#### Explain Solution R.D.Sharma Class 12 Chapter 9 Differentiability  Exercise 9.1 Question 7 Sub Question 3 Maths Textbook Solution.

Answer: f(x) is neither continuous nor differentiable at x = 0 for m $\leq$ 0

Hint: The function y = f(x) is said to be differentiable in the closed interval [a, b] if R f  (a) and L f  (b) exist and f `(x) exist for every point of (a, b).

If the left hand limit, right hand limit and the value of the function at x = c exist and are equal to each other, then f is said to be continuous at x = c.

Given: $f\left ( x \right )=$$\left\{\begin{array}{c} x^{m} \sin \left(\frac{1}{x}\right), x \neq 0 \\ 0, x=0 \end{array}\right.$

Solution:

\begin{aligned} &\mathrm{LHL}=\lim _{x \rightarrow 0^{-}} \mathrm{f}(\mathrm{x}) \\ &=\lim _{h \rightarrow 0} \mathrm{f}(0-\mathrm{h}) \\ &=\lim _{h \rightarrow 0}(-h)^{m} \sin \left(\frac{1}{-h}\right) \end{aligned}

As we know $(0)^{1}=0 \text { and } \sin \left(\frac{1}{0}\right)=\sin (\infty) \text {, }$

$\Rightarrow not \: defined \: as\: \: m\leq 0$

\begin{aligned} &\mathrm{RHL}=\lim _{x \rightarrow 0^{+}} \mathrm{f}(\mathrm{x}) \\ &=\lim _{h \rightarrow 0} \mathrm{f}(0+\mathrm{h}) \\ &=\lim _{h \rightarrow 0}(h)^{m} \sin \left(\frac{1}{h}\right) \end{aligned}

$\Rightarrow not \: defined \: as\: \: m\leq 0$

Since RHL and LHL are not defined, f (x) is not continuous.

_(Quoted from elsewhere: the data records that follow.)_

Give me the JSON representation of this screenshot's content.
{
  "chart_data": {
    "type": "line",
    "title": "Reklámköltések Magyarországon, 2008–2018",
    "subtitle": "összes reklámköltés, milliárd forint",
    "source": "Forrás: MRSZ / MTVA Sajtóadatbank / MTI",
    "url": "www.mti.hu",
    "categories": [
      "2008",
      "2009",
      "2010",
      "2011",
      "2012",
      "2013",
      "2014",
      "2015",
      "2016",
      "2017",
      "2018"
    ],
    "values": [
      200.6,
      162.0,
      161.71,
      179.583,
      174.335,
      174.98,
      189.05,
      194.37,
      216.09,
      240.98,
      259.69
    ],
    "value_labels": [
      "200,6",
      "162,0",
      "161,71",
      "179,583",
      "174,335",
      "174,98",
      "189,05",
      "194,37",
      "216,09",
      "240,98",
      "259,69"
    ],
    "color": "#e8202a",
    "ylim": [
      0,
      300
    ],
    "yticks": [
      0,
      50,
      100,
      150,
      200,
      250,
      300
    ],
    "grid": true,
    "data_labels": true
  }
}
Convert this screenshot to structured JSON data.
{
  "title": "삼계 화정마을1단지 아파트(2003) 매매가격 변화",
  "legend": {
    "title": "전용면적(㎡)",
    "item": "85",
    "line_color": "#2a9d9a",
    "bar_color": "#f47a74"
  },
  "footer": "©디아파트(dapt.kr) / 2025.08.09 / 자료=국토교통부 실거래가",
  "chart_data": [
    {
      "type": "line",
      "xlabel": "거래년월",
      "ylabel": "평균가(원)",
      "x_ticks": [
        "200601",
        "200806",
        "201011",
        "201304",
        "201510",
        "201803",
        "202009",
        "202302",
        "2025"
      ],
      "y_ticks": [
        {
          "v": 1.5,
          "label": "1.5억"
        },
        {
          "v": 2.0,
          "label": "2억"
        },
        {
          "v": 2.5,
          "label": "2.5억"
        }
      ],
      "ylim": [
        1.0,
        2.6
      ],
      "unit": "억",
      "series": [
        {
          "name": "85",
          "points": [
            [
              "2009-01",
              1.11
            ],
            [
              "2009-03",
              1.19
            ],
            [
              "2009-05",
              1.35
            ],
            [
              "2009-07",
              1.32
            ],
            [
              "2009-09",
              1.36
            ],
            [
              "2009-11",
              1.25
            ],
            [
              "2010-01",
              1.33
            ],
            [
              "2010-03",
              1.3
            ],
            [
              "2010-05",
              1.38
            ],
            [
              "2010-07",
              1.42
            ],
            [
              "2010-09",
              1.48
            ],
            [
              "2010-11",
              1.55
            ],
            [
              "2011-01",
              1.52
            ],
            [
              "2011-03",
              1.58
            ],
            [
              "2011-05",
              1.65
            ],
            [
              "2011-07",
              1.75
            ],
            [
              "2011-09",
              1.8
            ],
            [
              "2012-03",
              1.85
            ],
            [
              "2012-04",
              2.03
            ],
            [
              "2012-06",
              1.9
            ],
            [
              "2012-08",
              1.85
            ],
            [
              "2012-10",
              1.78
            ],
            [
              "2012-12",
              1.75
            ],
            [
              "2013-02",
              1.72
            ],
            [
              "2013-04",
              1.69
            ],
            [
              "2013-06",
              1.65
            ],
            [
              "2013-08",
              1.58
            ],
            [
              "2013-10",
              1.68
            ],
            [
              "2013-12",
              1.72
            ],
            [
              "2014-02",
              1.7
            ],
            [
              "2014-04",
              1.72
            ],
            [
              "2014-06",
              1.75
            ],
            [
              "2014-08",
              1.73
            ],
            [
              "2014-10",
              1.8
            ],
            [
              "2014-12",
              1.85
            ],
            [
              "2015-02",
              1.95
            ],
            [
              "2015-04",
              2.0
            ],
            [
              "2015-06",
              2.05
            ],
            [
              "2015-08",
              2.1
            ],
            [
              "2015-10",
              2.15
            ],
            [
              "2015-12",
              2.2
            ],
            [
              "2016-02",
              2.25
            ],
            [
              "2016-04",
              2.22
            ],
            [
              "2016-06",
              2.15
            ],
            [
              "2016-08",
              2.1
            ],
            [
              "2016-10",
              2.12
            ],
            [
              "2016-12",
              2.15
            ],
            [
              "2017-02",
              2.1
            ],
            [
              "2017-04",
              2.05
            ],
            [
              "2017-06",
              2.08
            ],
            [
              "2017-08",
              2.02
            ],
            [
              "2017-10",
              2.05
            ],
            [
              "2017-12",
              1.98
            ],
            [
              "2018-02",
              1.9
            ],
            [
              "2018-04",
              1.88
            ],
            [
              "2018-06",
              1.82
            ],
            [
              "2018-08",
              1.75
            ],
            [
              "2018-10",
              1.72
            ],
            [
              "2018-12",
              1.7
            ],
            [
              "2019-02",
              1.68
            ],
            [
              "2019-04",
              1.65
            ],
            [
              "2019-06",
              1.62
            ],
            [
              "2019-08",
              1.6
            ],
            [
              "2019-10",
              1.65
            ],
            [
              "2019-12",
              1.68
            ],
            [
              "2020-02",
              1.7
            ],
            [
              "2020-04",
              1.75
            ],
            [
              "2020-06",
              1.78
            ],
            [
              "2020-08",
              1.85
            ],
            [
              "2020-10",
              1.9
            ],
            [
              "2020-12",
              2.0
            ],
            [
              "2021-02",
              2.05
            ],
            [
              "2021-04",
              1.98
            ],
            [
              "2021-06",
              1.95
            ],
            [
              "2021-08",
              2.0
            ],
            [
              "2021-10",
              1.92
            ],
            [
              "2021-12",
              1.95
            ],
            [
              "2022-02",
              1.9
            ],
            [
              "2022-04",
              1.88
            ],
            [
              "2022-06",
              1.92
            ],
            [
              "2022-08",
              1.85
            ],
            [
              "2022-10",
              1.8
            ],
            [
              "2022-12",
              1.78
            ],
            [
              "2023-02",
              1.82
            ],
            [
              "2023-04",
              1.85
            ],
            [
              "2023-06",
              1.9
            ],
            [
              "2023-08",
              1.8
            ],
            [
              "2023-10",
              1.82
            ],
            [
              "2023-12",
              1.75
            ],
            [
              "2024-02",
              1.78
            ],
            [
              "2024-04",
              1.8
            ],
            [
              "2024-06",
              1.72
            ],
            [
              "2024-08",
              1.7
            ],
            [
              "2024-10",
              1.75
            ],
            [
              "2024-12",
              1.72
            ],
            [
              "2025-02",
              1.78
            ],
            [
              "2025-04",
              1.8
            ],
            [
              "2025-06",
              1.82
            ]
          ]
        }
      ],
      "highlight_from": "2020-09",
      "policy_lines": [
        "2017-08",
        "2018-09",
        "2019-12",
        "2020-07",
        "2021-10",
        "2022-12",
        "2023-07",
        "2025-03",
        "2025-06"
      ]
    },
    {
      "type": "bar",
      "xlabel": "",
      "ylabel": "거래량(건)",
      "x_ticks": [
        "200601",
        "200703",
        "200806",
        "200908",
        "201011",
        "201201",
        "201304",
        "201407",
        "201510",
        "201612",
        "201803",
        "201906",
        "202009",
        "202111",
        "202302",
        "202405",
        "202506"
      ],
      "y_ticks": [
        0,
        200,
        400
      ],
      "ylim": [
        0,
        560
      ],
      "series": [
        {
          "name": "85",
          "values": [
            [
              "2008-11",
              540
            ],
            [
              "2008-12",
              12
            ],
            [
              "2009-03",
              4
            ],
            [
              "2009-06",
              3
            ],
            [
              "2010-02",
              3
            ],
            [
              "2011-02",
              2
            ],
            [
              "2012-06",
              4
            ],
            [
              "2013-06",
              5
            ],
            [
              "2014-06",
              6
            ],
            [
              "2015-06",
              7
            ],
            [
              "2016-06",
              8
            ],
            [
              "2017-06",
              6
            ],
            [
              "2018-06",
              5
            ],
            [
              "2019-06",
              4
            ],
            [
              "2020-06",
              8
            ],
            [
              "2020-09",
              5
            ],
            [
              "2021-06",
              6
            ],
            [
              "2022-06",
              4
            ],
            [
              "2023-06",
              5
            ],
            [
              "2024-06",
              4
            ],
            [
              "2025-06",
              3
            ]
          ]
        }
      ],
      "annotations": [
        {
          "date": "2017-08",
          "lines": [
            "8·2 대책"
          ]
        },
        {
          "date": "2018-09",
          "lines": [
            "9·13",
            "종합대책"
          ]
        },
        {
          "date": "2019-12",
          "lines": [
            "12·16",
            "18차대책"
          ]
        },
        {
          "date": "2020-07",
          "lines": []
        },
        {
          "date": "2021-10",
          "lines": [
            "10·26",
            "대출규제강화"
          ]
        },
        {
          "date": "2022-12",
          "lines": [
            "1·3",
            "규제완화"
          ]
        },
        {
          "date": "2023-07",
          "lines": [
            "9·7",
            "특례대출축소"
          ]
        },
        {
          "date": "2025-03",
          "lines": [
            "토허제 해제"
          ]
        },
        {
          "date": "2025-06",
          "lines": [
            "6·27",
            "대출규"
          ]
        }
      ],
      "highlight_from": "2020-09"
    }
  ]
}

\begin{aligned} &\mathrm{LHD} \text { at } \mathrm{x}=0: \lim _{x \rightarrow 0^{-}} \frac{f(x)-f(0)}{x-0}\\ &=\lim _{h \rightarrow 0} \frac{f(0-h)-f(0)}{(0-h)-0}\\ &=\lim _{h \rightarrow 0} \frac{(-h)^{m} \sin \left(\frac{-1}{h}\right)}{-h}\\ &=\lim _{h \rightarrow 0}-(-h)^{m-1} \sin \left(\frac{1}{h}\right)\\ &\text { Since }\left\{\frac{a^{m}}{a^{n}} \Rightarrow a^{m-n}\right\} \text { and }\{\sin (-\theta) \Rightarrow-\sin \theta\} \text {, } \end{aligned}

$\Rightarrow not \: defined \: as\: \: m\leq 0$

\begin{aligned} &\mathrm{RHD} \text { at } \mathrm{x}=0: \lim _{x \rightarrow 0^{-}} \frac{f(x)-f(0)}{x-0}\\ &=\lim _{h \rightarrow 0} \frac{f(0+h)-f(0)}{(0+h)-0}\\ &=\lim _{h \rightarrow 0} \frac{(h)^{m} \sin \left(\frac{1}{h}\right)}{h}\\ &=\lim _{h \rightarrow 0}(h)^{m-1} \sin \left(\frac{1}{h}\right)\\ &\text { Since }\left\{\frac{a^{m}}{a^{n}} \Rightarrow a^{m-n}\right\} \text { and }\{\sin (-\theta) \Rightarrow-\sin \theta\} \text {, } \end{aligned}

$\Rightarrow not \: defined \: as\: \: m\leq 0$

LHD and RHD does not exist .

Hence, f(x) is neither continuous nor differentiable at x = 0.